4th & 1: Bane of the Falcons, Panthers existence
By Greg Huseth
Sep 30, 2011; Atlanta, GA, USA; Atlanta Falcons outside linebacker Stephen Nicholas (54) and defensive end John Abraham (55) tackle Carolina Panthers fullback Mike Tolbert (35) during the second half at the Georgia Dome. Mandatory Credit: Kevin Liles-US PRESSWIRE
Think back to Week 10 of the 2011 season. The Atlanta Falcons were playing host to the New Orleans Saints, and they were tied at 23 going into overtime. The Falcons got the ball, and were unable to get a first down on their first three tries. Their defense had stopped Brees earlier in the overtime period, but rather than punt, the Falcons decided to go for it on a 4th & 1 from their own 29-yard line. You know the history: the Falcons were unable to convert, they left the Saints with a short field to get a field goal in overtime which would be a sudden death situation, which they eventually achieved. For days and weeks afterward, the decision to go for it was questioned, and for good reason. Perhaps the defense would have held up had the Falcons punted; maybe the result would have been the same. Hindsight is 20/20, and it didn’t work in the Falcons’ favor on that occasion.

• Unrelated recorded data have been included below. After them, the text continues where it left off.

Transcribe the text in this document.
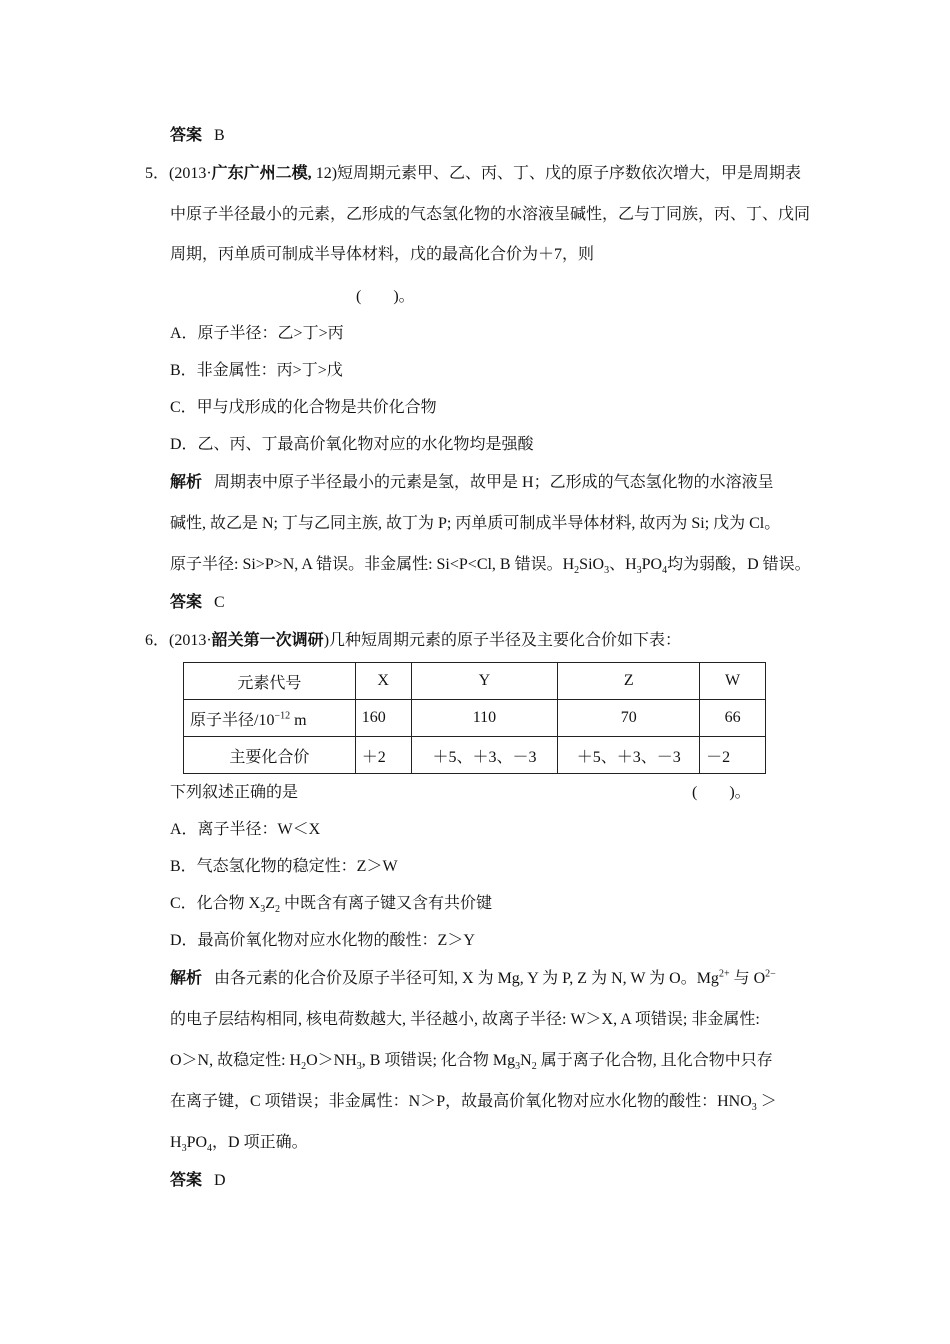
答案 B
5．(2013·广东广州二模, 12)短周期元素甲、乙、丙、丁、戊的原子序数依次增大，甲是周期表
中原子半径最小的元素，乙形成的气态氢化物的水溶液呈碱性，乙与丁同族，丙、丁、戊同
周期，丙单质可制成半导体材料，戊的最高化合价为＋7，则
(　　)。
A．原子半径：乙>丁>丙
B．非金属性：丙>丁>戊
C．甲与戊形成的化合物是共价化合物
D．乙、丙、丁最高价氧化物对应的水化物均是强酸
解析 周期表中原子半径最小的元素是氢，故甲是 H；乙形成的气态氢化物的水溶液呈
碱性, 故乙是 N; 丁与乙同主族, 故丁为 P; 丙单质可制成半导体材料, 故丙为 Si; 戊为 Cl。
原子半径: Si>P>N, A 错误。非金属性: Si<P<Cl, B 错误。$H_2SiO_3$、$H_3PO_4$均为弱酸，D 错误。
答案 C
6．(2013·韶关第一次调研)几种短周期元素的原子半径及主要化合价如下表：
元素代号	X	Y	Z	W
原子半径$/10^{-12}$ m	160	110	70	66
主要化合价	＋2	＋5、＋3、－3	＋5、＋3、－3	－2
下列叙述正确的是	(　　)。
A．离子半径：W＜X
B．气态氢化物的稳定性：Z＞W
C．化合物 $X_3Z_2$ 中既含有离子键又含有共价键
D．最高价氧化物对应水化物的酸性：Z＞Y
解析 由各元素的化合价及原子半径可知, X 为 Mg, Y 为 P, Z 为 N, W 为 O。$Mg^{2+}$ 与 $O^{2-}$
的电子层结构相同, 核电荷数越大, 半径越小, 故离子半径: W＞X, A 项错误; 非金属性:
O＞N, 故稳定性: $H_2O>NH_3$, B 项错误; 化合物 $Mg_3N_2$ 属于离子化合物, 且化合物中只存
在离子键，C 项错误；非金属性：N＞P，故最高价氧化物对应水化物的酸性：$HNO_3$ ＞
$H_3PO_4$，D 项正确。
答案 D
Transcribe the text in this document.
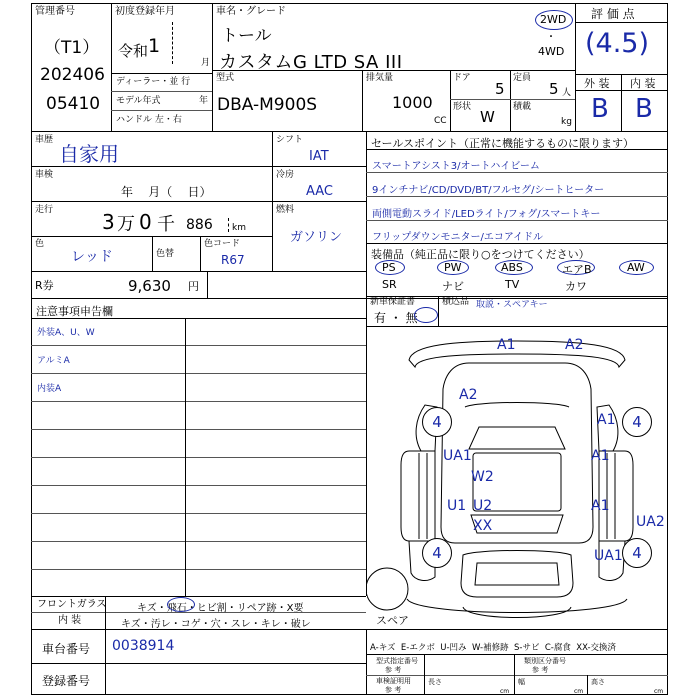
管理番号
（T1）
202406
05410
初度登録年月
令和 1
月
ディーラー・並 行
モデル年式	年
ハンドル 左・右
車名・グレード
トール
カスタムG LTD SA III
2WD
・
4WD
型式
DBA-M900S
排気量
1000
CC
ドア
5
定員
5 人
形状
W
積載
kg
評 価 点
(4.5)
外 装 内 装
B B
車歴
自家用
車検
年    月（    日）
走行 3 万 0 千 886 km
色
レッド	色替
色コード
R67
R券	9,630 円
シフト
IAT
冷房
AAC
燃料
ガソリン
セールスポイント（正常に機能するものに限ります）
スマートアシスト3/オートハイビーム
9インチナビ/CD/DVD/BT/フルセグ/シートヒーター
両側電動スライド/LEDライト/フォグ/スマートキー
フリップダウンモニター/エコアイドル
装備品（純正品に限り○をつけてください）
PS	PW	ABS	エアB	AW
SR	ナビ	TV	カワ
新車保証書
有 ・ 無
積込品 取説・スペアキー
注意事項申告欄
外装A、U、W
アルミA
内装A
スペア
4	4
4	4
A1	A2
A2
A1
UA1	A1
W2
U1 U2
XX
A1
UA2
UA1
フロントガラス	キズ・飛石・ヒビ割・リペア跡・X要
内 装	キズ・汚レ・コゲ・穴・スレ・キレ・破レ
車台番号 0038914
登録番号
A-キズ  E-エクボ  U-凹み  W-補修跡  S-サビ  C-腐食  XX-交換済
型式指定番号
参 考
類別区分番号
参 考
車検証明用
参 考
長さ
cm
幅
cm
高さ
cm
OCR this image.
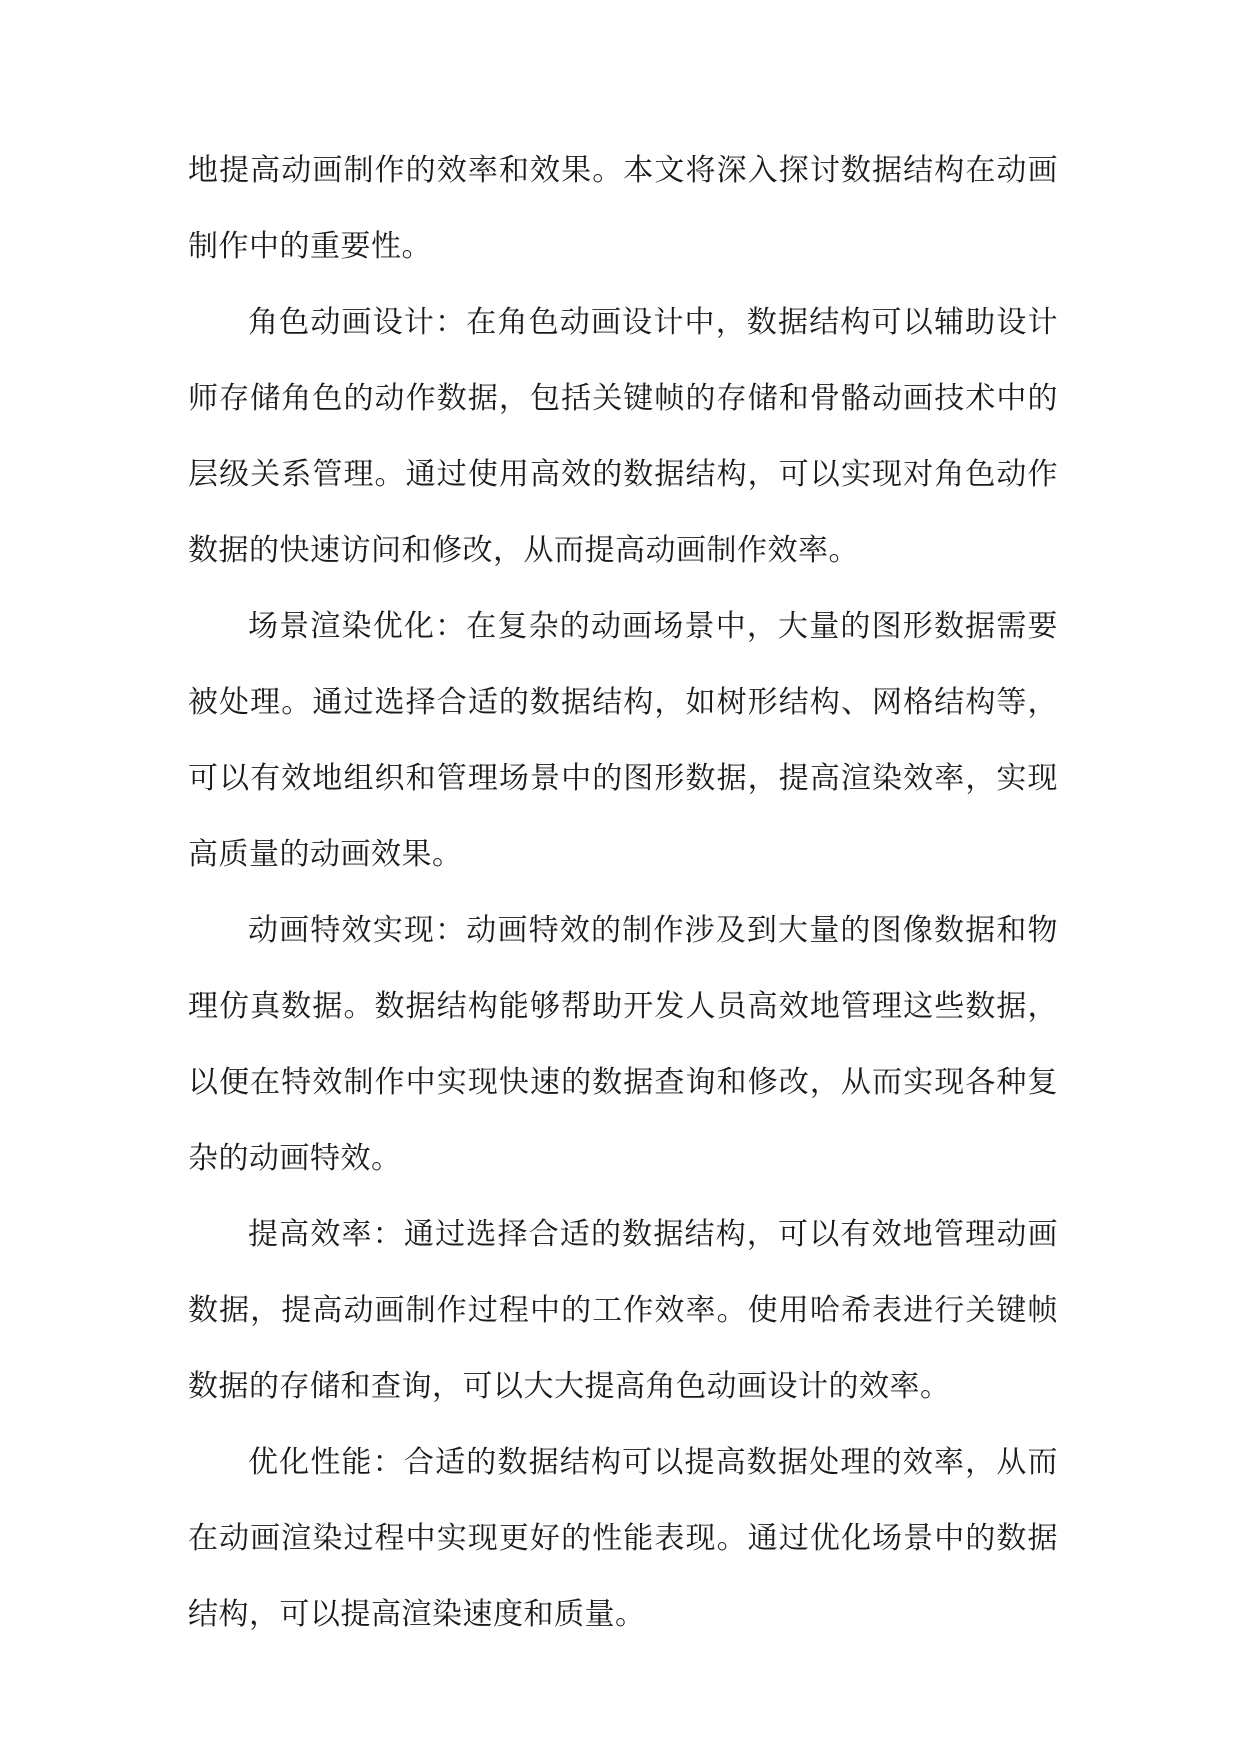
地提高动画制作的效率和效果。本文将深入探讨数据结构在动画制作中的重要性。

角色动画设计：在角色动画设计中，数据结构可以辅助设计师存储角色的动作数据，包括关键帧的存储和骨骼动画技术中的层级关系管理。通过使用高效的数据结构，可以实现对角色动作数据的快速访问和修改，从而提高动画制作效率。

场景渲染优化：在复杂的动画场景中，大量的图形数据需要被处理。通过选择合适的数据结构，如树形结构、网格结构等，可以有效地组织和管理场景中的图形数据，提高渲染效率，实现高质量的动画效果。

动画特效实现：动画特效的制作涉及到大量的图像数据和物理仿真数据。数据结构能够帮助开发人员高效地管理这些数据，以便在特效制作中实现快速的数据查询和修改，从而实现各种复杂的动画特效。

提高效率：通过选择合适的数据结构，可以有效地管理动画数据，提高动画制作过程中的工作效率。使用哈希表进行关键帧数据的存储和查询，可以大大提高角色动画设计的效率。

优化性能：合适的数据结构可以提高数据处理的效率，从而在动画渲染过程中实现更好的性能表现。通过优化场景中的数据结构，可以提高渲染速度和质量。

A series of events eerily similar unfolded on Sunday in the Georgia Dome, only this time the Falcons came out on the winning end. The Panthers got a 4th & 1 on the Falcons 45-yard line. Cam Newton had already run a QB sneak, and fumbled. Carolina recovered the ball, but regardless, he was short of the first down marker. With a 6’5″, 250 lb behemoth of a quarterback who is great at leaping over the pile for the extra yard, one might think it would behoove the Panthers to go for it, maintain possession of the ball, and absolutely prevent the Falcons from having any opportunity to win the game by taking a knee and running out the clock.
Carolina head coach Ron Rivera did the smart thing and elected to punt the football. It worked out beautifully: the punt was downed at the Atlanta 1-yard line, meaning the Falcons would have to go 99 yards to get a touchdown, all without a timeout, and with an o-line that was very porous throughout the entire day. Even though Carolina didn’t run out the clock completely, there is no way they lose the game, right?
Even though Rivera did all the right things, there is no connection between the punt and the 59-yard bomb that Matt Ryan threw from his own endzone to Roddy White on the opposite 40 yard line that eventually set up the game winning field goal.
One thing it does do is make a person really think and scratch their heads. It really makes you think you’re damned if you do (go for it), and damned if you don’t (if you punt). More than anything else, it shows what an interesting game football is and how completely unpredictable the NFL really is. No team has any business getting a field goal starting on their own 1 with only 59 seconds left on the clock and no timeouts. The Falcons came out on the winning end of it this time, but history shows that in the end, the gods of football even everything out.